Forgiving this shameful behavior for a moment, the reason why this often happens is because the data we’re analyzing were collected for reasons unrelated to our research objectives. In extreme cases data dredging has been likened to mining a landfill for gold. Sometimes we do strike gold and not all data are landfills, but the risks that we won’t find what we’re looking for are not trivial. There is also plenty of fool’s gold in them thar landfills. However, with so much data now at our fingertips, we’re easily tempted to believe that if we seek we will find…

Primary research is often the better path. Wikipedia offers a concise definition of it (happily, free of goofy mixed metaphors):

Primary research involves the collection of original primary data. It is often undertaken after researchers have gained some insight into an issue by reviewing secondary research or by analyzing previously collected primary data.

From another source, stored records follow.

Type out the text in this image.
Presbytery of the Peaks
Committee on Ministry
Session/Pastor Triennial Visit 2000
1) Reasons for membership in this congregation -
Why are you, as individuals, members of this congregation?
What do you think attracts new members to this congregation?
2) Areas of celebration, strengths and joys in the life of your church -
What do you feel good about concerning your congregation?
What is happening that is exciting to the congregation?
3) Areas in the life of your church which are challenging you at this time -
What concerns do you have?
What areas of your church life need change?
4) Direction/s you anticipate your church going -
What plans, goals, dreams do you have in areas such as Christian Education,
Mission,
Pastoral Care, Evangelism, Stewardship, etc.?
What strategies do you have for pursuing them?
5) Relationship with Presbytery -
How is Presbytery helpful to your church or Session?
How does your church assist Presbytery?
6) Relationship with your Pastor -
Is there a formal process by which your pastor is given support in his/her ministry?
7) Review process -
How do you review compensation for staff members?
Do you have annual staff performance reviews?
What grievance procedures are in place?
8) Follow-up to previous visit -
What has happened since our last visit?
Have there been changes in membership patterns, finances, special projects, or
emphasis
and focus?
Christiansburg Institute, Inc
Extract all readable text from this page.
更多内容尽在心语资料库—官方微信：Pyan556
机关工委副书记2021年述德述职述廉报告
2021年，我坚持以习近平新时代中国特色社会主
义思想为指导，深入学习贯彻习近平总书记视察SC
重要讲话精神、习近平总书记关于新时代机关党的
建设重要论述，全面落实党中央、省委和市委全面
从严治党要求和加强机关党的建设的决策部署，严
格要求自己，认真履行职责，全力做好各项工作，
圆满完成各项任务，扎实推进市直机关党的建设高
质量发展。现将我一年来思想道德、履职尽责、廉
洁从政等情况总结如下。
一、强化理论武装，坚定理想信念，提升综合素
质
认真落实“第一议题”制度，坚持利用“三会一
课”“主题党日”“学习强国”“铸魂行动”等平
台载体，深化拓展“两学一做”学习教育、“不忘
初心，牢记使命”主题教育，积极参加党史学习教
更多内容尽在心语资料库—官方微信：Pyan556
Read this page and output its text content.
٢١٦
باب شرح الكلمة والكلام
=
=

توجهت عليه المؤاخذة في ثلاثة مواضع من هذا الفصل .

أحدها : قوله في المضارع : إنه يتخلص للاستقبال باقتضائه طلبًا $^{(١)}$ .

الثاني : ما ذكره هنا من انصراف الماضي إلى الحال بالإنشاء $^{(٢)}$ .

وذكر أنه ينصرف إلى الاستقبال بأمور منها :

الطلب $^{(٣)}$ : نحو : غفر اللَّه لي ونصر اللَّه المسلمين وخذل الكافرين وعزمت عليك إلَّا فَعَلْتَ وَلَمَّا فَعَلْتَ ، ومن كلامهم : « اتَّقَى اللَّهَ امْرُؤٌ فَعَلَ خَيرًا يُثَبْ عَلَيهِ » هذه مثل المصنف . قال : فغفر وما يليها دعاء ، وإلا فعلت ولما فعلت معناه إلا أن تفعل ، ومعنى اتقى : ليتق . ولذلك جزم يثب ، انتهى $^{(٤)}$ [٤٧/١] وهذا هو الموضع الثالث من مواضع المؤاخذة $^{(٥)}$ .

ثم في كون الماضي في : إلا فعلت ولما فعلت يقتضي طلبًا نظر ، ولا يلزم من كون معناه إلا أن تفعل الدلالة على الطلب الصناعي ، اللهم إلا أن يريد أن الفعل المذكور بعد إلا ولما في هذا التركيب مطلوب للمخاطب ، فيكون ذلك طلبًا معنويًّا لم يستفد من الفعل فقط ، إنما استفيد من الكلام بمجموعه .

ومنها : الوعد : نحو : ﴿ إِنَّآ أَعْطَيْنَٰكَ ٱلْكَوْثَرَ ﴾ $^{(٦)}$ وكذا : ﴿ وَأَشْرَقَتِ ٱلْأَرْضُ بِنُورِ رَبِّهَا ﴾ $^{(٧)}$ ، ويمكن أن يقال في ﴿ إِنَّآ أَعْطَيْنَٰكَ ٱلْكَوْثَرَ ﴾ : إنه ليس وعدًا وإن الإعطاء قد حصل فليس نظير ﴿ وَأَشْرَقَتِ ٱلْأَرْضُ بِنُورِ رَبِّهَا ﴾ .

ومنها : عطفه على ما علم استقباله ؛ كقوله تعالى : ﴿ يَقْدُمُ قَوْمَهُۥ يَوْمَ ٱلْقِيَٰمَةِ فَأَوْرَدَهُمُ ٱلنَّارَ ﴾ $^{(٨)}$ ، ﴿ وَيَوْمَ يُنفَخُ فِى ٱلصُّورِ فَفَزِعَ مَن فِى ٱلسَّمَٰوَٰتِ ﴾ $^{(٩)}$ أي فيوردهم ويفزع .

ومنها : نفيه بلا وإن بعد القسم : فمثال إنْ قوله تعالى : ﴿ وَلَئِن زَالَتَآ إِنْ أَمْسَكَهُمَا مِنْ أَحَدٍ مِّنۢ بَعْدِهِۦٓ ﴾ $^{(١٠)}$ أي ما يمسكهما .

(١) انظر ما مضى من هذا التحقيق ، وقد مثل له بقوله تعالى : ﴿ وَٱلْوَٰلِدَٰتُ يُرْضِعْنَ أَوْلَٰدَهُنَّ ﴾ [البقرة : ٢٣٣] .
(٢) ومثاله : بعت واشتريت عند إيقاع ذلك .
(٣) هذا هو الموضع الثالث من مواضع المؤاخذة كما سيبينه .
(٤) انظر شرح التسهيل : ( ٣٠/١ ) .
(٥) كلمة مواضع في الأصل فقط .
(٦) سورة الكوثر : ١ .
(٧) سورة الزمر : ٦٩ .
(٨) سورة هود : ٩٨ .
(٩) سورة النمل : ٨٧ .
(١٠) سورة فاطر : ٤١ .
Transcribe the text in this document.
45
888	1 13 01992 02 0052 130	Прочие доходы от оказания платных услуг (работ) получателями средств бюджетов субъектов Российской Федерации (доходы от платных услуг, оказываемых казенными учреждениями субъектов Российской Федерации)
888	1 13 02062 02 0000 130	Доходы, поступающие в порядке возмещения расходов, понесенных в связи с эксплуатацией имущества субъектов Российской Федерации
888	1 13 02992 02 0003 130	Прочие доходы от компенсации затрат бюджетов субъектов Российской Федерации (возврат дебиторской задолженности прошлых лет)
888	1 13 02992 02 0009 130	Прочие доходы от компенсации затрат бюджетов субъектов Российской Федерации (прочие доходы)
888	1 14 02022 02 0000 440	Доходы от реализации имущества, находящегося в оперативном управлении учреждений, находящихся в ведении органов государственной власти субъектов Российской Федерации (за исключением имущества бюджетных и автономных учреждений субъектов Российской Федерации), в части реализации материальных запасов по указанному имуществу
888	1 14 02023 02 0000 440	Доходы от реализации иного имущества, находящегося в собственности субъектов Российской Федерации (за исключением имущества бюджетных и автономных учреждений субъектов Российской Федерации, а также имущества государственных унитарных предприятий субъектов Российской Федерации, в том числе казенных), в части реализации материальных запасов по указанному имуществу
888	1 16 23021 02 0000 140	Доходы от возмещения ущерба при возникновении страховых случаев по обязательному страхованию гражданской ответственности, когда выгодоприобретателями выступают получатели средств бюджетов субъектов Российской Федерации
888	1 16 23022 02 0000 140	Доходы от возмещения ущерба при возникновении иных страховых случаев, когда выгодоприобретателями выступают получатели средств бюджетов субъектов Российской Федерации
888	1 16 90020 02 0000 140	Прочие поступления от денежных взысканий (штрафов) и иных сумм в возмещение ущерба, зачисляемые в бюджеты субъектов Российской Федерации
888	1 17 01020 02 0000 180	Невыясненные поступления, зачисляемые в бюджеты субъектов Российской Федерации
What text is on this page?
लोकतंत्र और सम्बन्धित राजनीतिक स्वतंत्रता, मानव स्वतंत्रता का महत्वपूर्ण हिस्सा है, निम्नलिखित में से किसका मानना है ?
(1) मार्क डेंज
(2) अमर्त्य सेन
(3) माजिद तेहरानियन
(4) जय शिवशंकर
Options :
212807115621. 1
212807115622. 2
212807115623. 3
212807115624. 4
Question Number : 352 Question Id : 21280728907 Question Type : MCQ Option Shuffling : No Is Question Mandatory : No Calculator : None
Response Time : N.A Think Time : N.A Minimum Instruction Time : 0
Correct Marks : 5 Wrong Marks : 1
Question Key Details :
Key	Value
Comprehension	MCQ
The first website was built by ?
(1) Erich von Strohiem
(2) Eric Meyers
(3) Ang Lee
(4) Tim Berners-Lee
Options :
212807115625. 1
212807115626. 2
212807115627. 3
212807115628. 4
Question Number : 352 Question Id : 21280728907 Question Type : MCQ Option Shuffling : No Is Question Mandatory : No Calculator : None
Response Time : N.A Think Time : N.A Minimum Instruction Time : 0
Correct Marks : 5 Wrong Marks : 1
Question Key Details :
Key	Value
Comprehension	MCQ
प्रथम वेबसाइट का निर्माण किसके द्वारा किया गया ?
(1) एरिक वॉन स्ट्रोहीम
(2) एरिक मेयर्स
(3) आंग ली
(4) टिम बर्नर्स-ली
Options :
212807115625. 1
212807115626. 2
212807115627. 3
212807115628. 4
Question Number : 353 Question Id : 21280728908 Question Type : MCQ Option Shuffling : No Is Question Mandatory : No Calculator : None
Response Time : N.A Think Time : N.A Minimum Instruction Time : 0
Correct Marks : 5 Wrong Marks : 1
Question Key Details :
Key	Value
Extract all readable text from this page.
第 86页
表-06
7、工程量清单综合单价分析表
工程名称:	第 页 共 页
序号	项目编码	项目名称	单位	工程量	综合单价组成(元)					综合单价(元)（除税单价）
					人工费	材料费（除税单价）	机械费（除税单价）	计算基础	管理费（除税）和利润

It can be accomplished through various methods, including questionnairesand telephone interviews in market research, or experiments and directobservations in the physical sciences, among others.

Again, from Wikipedia:

Secondary research (also known as desk research) involves the summary, collation and/or synthesis of existing research rather than primary research, in which data are collected from, for example, research subjects or experiments. Care should be taken to distinguish secondary research from primary research that uses raw secondary data sources. The key of distinction is whether the secondary source used has already been analyzed and interpreted by the primary authors.
 
In a market research context, secondary research is taken to include the reuse, by a second party, of any data collected by a first party or parties. Sometimes, secondary research is required in the preliminary stages of research to determine what is known already and what new data is required or else to inform research design. At other times, it may be the only research technique used.

The Purdue OWL provides more detail as well as tips and guidelines for certain kinds of primary research. An online search will lead you to many other useful documents, including full presentations on primary and secondary research that cover the advantages and disadvantages of each.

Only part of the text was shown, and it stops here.